Justifica com mais contas. Em 2018, primeiro exercício integralmente sob controle da Sumitomo, a empresa vendeu R$ 1,32 bilhão. Assim, no “oceano azul” dos últimos quatro anos a empresa cresceu nada menos que 4,24 vezes.
A diferença de 2023 é que o crescimento virá de forma menos orgânica, ou “a fórceps”, como diz Motta. E começa a calcular. Com preços dos insumos agrícolas – principal fonte de receita da companhia – em queda brusca, aumentar as vendas significa ampliar ainda mais os volumes comercializados.
O campeão de vendas glifosato, por exemplo, hoje é negociado a um terço do valor do ano passado. “Ou seja, pra fazer o mesmo resultado temos de vender o triplo”. Fertilizantes tiveram queda de 40%. “Temos de vender pelo menos 40% a mais” em volume”.
E tudo isso em um período de produtores menos capitalizados e mais preocupados com as cotações em baixa das principais commodities agrícolas, assim como do boi gordo.
“Sabíamos que esse momento viria, mas chegou antes do que esperávamos”, diz o executivo.

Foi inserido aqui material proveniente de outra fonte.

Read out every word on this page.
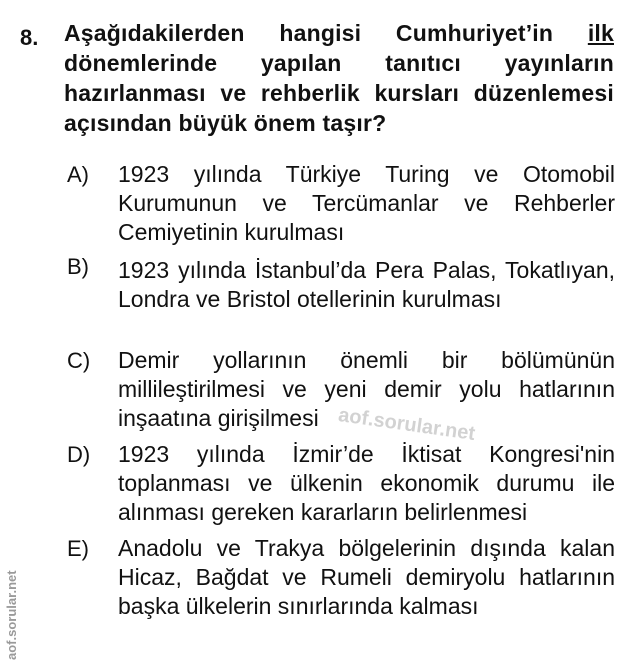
8. Aşağıdakilerden hangisi Cumhuriyet’in ilk dönemlerinde yapılan tanıtıcı yayınların hazırlanması ve rehberlik kursları düzenlemesi açısından büyük önem taşır?
A) 1923 yılında Türkiye Turing ve Otomobil Kurumunun ve Tercümanlar ve Rehberler Cemiyetinin kurulması
B) 1923 yılında İstanbul’da Pera Palas, Tokatlıyan, Londra ve Bristol otellerinin kurulması
C) Demir yollarının önemli bir bölümünün millileştirilmesi ve yeni demir yolu hatlarının inşaatına girişilmesi
D) 1923 yılında İzmir’de İktisat Kongresi'nin toplanması ve ülkenin ekonomik durumu ile alınması gereken kararların belirlenmesi
E) Anadolu ve Trakya bölgelerinin dışında kalan Hicaz, Bağdat ve Rumeli demiryolu hatlarının başka ülkelerin sınırlarında kalması
aof.sorular.net
aof.sorular.net
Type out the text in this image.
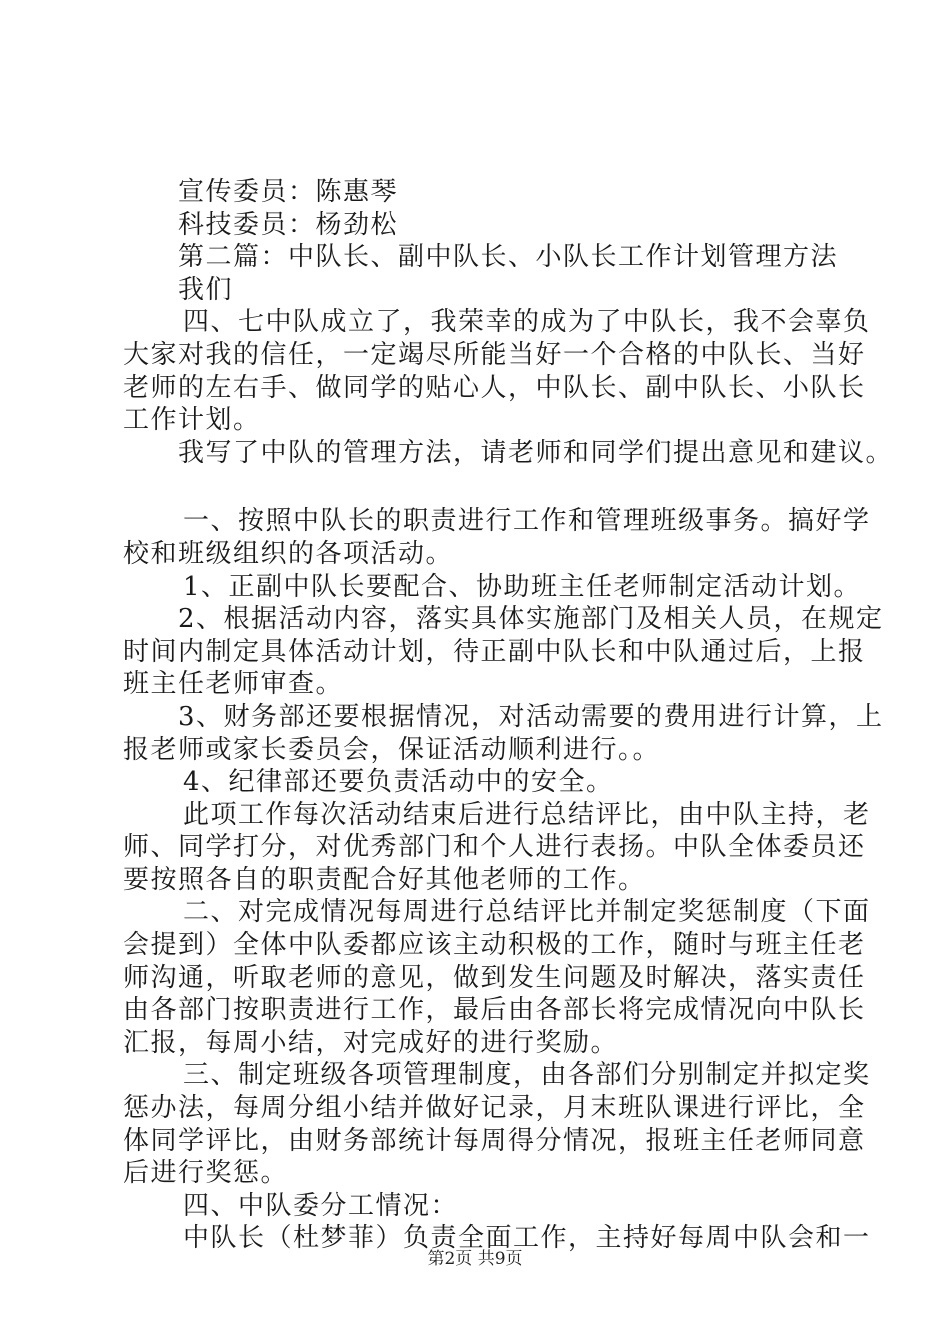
宣传委员：陈惠琴
科技委员：杨劲松
第二篇：中队长、副中队长、小队长工作计划管理方法
我们
四、七中队成立了，我荣幸的成为了中队长，我不会辜负
大家对我的信任，一定竭尽所能当好一个合格的中队长、当好
老师的左右手、做同学的贴心人，中队长、副中队长、小队长
工作计划。
我写了中队的管理方法，请老师和同学们提出意见和建议。
一、按照中队长的职责进行工作和管理班级事务。搞好学
校和班级组织的各项活动。
1、正副中队长要配合、协助班主任老师制定活动计划。
2、根据活动内容，落实具体实施部门及相关人员，在规定
时间内制定具体活动计划，待正副中队长和中队通过后，上报
班主任老师审查。
3、财务部还要根据情况，对活动需要的费用进行计算，上
报老师或家长委员会，保证活动顺利进行。。
4、纪律部还要负责活动中的安全。
此项工作每次活动结束后进行总结评比，由中队主持，老
师、同学打分，对优秀部门和个人进行表扬。中队全体委员还
要按照各自的职责配合好其他老师的工作。
二、对完成情况每周进行总结评比并制定奖惩制度（下面
会提到）全体中队委都应该主动积极的工作，随时与班主任老
师沟通，听取老师的意见，做到发生问题及时解决，落实责任
由各部门按职责进行工作，最后由各部长将完成情况向中队长
汇报，每周小结，对完成好的进行奖励。
三、制定班级各项管理制度，由各部们分别制定并拟定奖
惩办法，每周分组小结并做好记录，月末班队课进行评比，全
体同学评比，由财务部统计每周得分情况，报班主任老师同意
后进行奖惩。
四、中队委分工情况：
中队长（杜梦菲）负责全面工作，主持好每周中队会和一
第2页 共9页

A previsão, diz, é que houvesse uma desaceleração lenta, sobretudo a partir de 2023, mas já no final de 2022 o mercado virou.

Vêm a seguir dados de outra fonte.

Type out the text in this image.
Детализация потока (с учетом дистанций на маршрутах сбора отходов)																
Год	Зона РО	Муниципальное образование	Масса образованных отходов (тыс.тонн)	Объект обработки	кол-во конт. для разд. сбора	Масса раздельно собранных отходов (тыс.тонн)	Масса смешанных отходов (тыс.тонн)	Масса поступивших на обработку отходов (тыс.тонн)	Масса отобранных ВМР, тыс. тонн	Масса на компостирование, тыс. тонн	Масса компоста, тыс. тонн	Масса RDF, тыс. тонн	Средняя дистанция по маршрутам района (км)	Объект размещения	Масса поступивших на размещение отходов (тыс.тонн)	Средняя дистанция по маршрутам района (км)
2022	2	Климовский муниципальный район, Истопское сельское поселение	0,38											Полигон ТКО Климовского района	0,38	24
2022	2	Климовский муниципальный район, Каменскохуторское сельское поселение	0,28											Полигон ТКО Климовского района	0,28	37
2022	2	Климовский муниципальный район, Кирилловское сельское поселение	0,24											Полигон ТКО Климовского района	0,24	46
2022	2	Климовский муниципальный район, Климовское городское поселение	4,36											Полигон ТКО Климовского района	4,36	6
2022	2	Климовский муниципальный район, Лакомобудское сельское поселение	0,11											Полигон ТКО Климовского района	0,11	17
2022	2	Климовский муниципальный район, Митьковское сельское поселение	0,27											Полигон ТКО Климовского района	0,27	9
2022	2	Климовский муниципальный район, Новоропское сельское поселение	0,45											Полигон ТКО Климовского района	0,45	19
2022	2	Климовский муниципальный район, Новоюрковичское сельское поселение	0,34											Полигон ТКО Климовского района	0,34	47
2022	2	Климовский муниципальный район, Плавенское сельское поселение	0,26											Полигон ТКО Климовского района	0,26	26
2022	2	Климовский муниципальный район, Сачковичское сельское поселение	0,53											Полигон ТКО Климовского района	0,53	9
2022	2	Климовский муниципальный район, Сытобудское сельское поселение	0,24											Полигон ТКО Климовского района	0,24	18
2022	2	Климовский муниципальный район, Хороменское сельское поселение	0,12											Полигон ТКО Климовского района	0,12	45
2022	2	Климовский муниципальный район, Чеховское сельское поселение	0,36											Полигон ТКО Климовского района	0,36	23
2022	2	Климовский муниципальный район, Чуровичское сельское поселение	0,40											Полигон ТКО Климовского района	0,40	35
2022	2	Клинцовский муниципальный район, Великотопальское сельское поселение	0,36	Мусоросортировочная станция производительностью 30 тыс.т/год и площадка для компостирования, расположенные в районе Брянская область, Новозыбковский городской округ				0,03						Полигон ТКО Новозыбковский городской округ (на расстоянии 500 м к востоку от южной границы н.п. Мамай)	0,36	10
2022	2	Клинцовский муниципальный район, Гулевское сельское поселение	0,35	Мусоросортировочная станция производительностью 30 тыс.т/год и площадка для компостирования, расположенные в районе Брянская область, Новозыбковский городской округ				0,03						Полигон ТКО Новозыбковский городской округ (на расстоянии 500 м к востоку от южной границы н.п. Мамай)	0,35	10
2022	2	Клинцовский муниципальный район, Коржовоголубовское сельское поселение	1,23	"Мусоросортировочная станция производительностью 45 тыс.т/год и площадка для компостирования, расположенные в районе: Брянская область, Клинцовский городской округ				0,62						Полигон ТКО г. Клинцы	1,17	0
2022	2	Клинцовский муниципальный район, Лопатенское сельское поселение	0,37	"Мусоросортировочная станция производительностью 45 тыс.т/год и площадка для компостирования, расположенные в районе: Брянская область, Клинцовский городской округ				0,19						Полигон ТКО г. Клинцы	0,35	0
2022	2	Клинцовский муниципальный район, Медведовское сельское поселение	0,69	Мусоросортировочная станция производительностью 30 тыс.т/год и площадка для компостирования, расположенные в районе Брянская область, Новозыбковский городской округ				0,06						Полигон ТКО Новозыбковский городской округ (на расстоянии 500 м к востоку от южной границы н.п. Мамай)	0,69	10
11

Renegociação e apoio japonês
Motta reconhece o cenário desfavorável, mas não se abala. Segundo ele, a exemplo do que aconteceu com outras empresas do setor, a Agro Amazônia sentiu a retração nas encomendas em um momento em que os estoques estavam abarrotados.
Mas agiu rápido, enquanto ainda havia alguma demanda, e foi agressivo nas negociações com fornecedores e clientes, reduzindo margens e conseguindo “desovar” o excedente. “Tínhamos gordura para queimar”, afirma.
Prova disso é que, mesmo diante desse aperto no último trimestre, a Agro Amazônia fechou o ano fiscal 2022 – que se encerrou em março de 2023 – como “o melhor da história”, segundo Motta.
Um dos trunfos da Agro Amazônia nos últimos anos tem sido o suporte da Sumitomo. Com recursos do grupo japonês, a empresa tem se diferenciado da concorrência ao adquirir à vista grande parte dos insumos que comercializa em suas lojas. Isso lhe traz melhores condições de negociação junto a fornecedores.
Na frente do crédito aos clientes, os parceiros mais fortes também vêm do Japão. A própria Sumitomo, através do banco SMBC, e o banco MUFG, ligado à Mitsubishi, lideram o financiamento das vendas.
O barter e a compra com grãos, feito em parceria com grandes tradings, respondem por apenas 15% dos negócios, um índice bem inferior ao dos concorrentes. “Queremos aumentar, até porque é uma forma de reduzir inadimplência”, diz Motta. “Mas queremos fazer com cuidado, porque também há riscos se houver excesso de grãos na nossa mão”.
Sinal amarelo
É justamente na inadimplência que a Agro Amazônia enxerga um “sinal amarelo” atualmente. Hoje, a taxa, que andava abaixo de 1% nos últimos anos, saltou para cerca de 7%.
Entra a calculadora em ação para demonstrar que a preocupação, embora exista, é moderada. Motta recorre aos custos de produção estimados pelo Instituto Matogrossense de economia Agropecuária (Imea) para indicar que o índice de hoje reflete o descasamento da safra passada, plantada com insumos em patamares altos e colhida com commodities em baixa.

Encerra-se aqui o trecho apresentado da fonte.